When I returned to Platform 3, at last an announcement came through. Oh good, I thought, they're going to reassure this mini-European Union of passengers that the signs are wrong and the person who has been cajoling them is genuinely trying to help. But instead the anonymous voice warned people waiting on Platform 3 that if they took the next train with a Thameslink-only ticket they faced a penalty.

Welcome to Britain, where if you inadvertently board a train with red and orange stripes rather than a grey one, your rail ticket may be the fast track to penury. But in this case the announcer was talking first-class tosh to we second-class citizens. A screen on the platform promised a Thameslink on which any ticket would do.
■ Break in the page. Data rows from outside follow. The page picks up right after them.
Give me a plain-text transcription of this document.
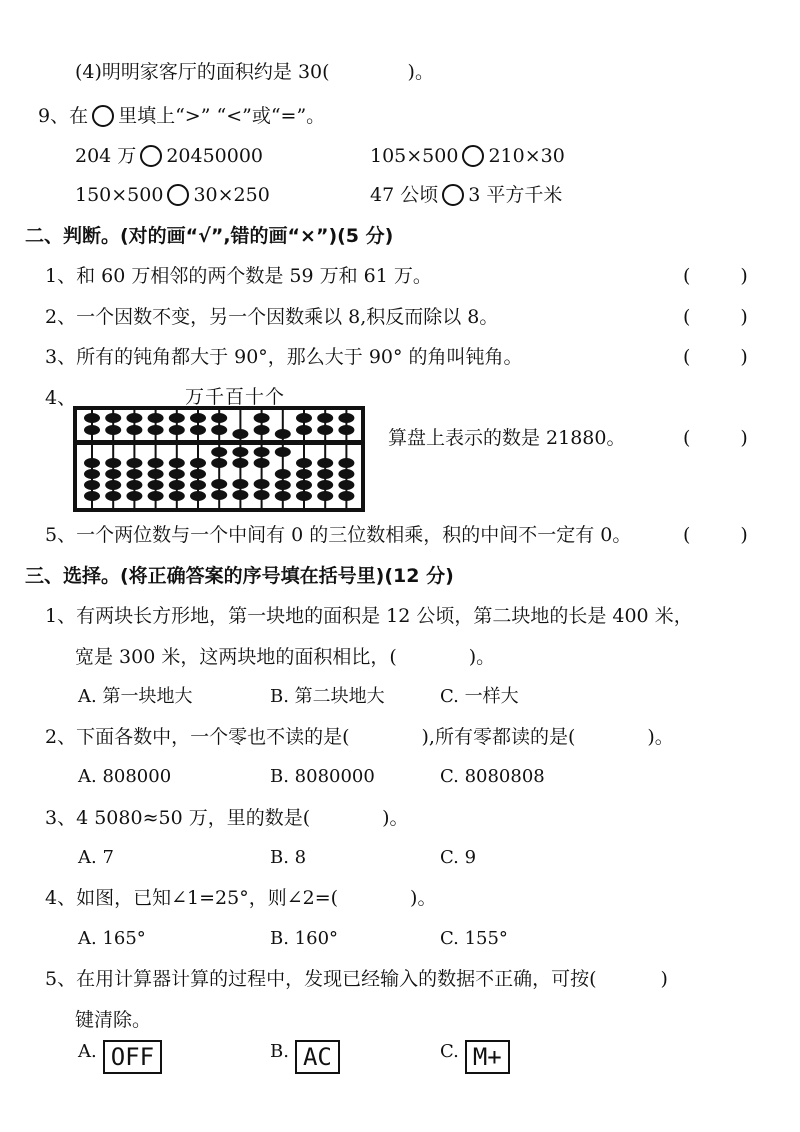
(4)明明家客厅的面积约是 30(	)。
9、在 里填上“>” “<”或“=”。
204 万 20450000	105×500 210×30
150×500 30×250	47 公顷 3 平方千米
二、判断。(对的画“√”,错的画“×”)(5 分)
1、和 60 万相邻的两个数是 59 万和 61 万。	(	)
2、一个因数不变，另一个因数乘以 8,积反而除以 8。	(	)
3、所有的钝角都大于 90°，那么大于 90° 的角叫钝角。	(	)
4、	万千百十个
算盘上表示的数是 21880。	(	)
5、一个两位数与一个中间有 0 的三位数相乘，积的中间不一定有 0。	(	)
三、选择。(将正确答案的序号填在括号里)(12 分)
1、有两块长方形地，第一块地的面积是 12 公顷，第二块地的长是 400 米，
宽是 300 米，这两块地的面积相比，(	)。
A. 第一块地大	B. 第二块地大	C. 一样大
2、下面各数中，一个零也不读的是(	),所有零都读的是(	)。
A. 808000	B. 8080000	C. 8080808
3、4 5080≈50 万，里的数是(	)。
A. 7	B. 8	C. 9
4、如图，已知∠1=25°，则∠2=(	)。
A. 165°	B. 160°	C. 155°
5、在用计算器计算的过程中，发现已经输入的数据不正确，可按(	)
键清除。
A. OFF	B. AC	C. M+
My credibility among the visitors I had coerced on to Platform 3 sank. Some people started picking up their belongings. My bid to prove that Britain values visitors and wants them to reach their destination as swiftly as possible was getting desperate. To demonstrate my conviction. I guaranteed to the assembled company: "If you get fined, I'll pay it."

Very cross: the Mersey

After this express largesse, I was relieved when the promised Thameslink service arrived and reached London in half-an-hour. Talking of relief, though, anyone using the loo en route was unlikely to be impressed; last month Passenger Focus found Thameslink has some of the worst toilets of any British train operator. Only one in four travellers was satisfied with the on-board facilities. The lowest score in the UK, though, went to Merseyrail, which runs commuter services around Liverpool and the Wirral: 77 per cent of passengers are angry about Merseyrail's toilets. Why are they so awful, I wondered? Simple, said a Merseyrail spokeswoman: "We do not have toilets on any of our trains." But all but 10 of the 66 stations have loos to use.

If you are waiting for a delayed train, you may have time to read the statement from Thameslink: "Thank you for bringing your recent journey to our attention. We currently have an information screen on the footbridge, directing passengers to which platform the next service will be arriving on. Additionally there are signs directing passengers to Platform 1 where the majority of our services run from. We will, however, be reviewing the signs and our station staff will be re-briefed, to enable passengers to make the best informed decisions about their onward travel."